After Hollande was elected, his spokesman Benoit Hamon warned Berlin in a recent French TV interview: "We didn't have an election to get a European president called Mrs Merkel who has the power to decide everyone else's fate."
Imagine, then, the French response to that German idea of countries failing to follow strict spending rules handing over their national sovereignty.
And Hollande has a very different vision of how the eurozone should evolve - keen on seeing it as a club that, with the help of France's political leadership, sustains the financing of European growth.
Find out more
Chris Bowlby presents Eurogeddon II on Analysis on BBC Radio 4 on Sunday, 1 July at 21:30 BST.
So, while European leaders stress their determination to move towards a new kind of union to save the single currency, that only begins what will be the toughest of political as well as economic struggles.
"Over a three- to five-year time frame," argues David Marsh, "we will see this reduced to a Germanic core and we will have to ask ourselves whether France will be part of that core."
Unthinkable? Yes, many in Europe will say. The eurozone, just like the European Union, will muddle through this crisis, and a more united continent will eventually emerge.

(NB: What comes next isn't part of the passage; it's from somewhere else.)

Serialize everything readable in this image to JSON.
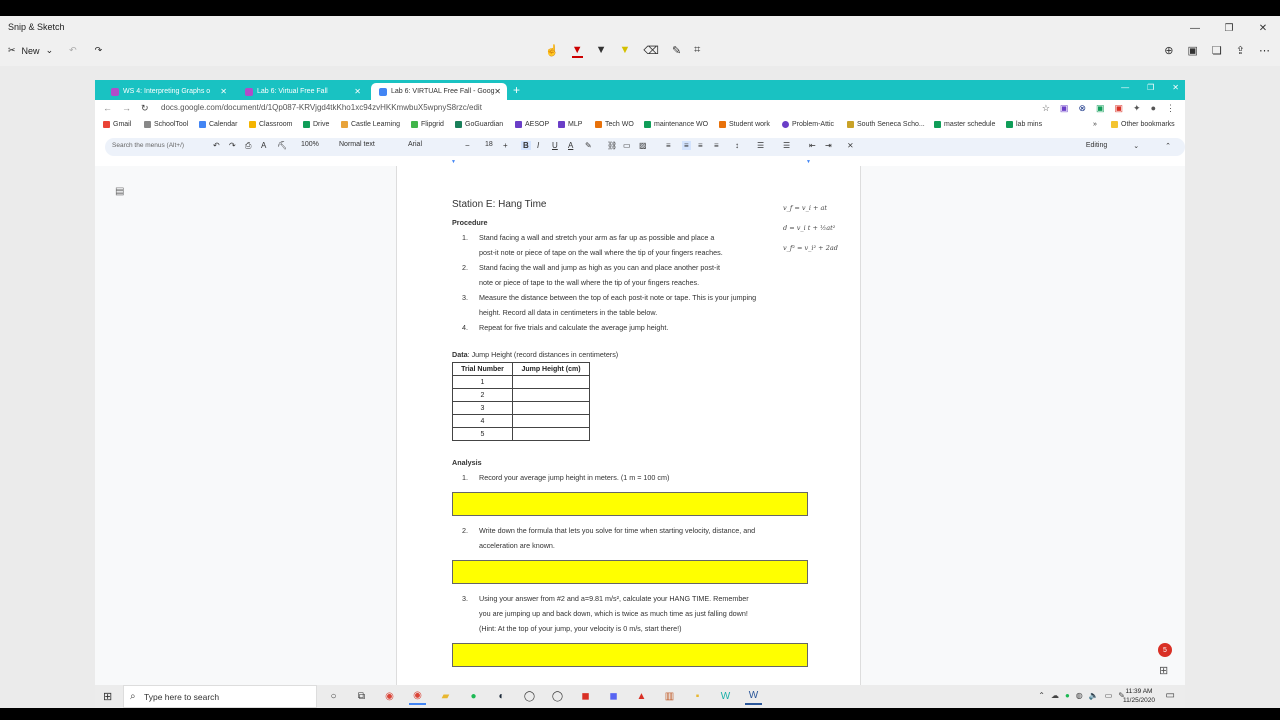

But until a few months ago, the unchallenged orthodoxy was that the euro was irreversible - it was simply inconceivable and impossible for anyone to leave. Few say that now.
The challenge now, says Lord Mandelson, is "complete the project or sit back and watch it fail further".
"If the eurozone fell apart," he warns, "the human and social costs of the economic chaos… would be colossal."
But in trying to fix the currency crisis, could Europe be risking a split at the heart of European integration itself?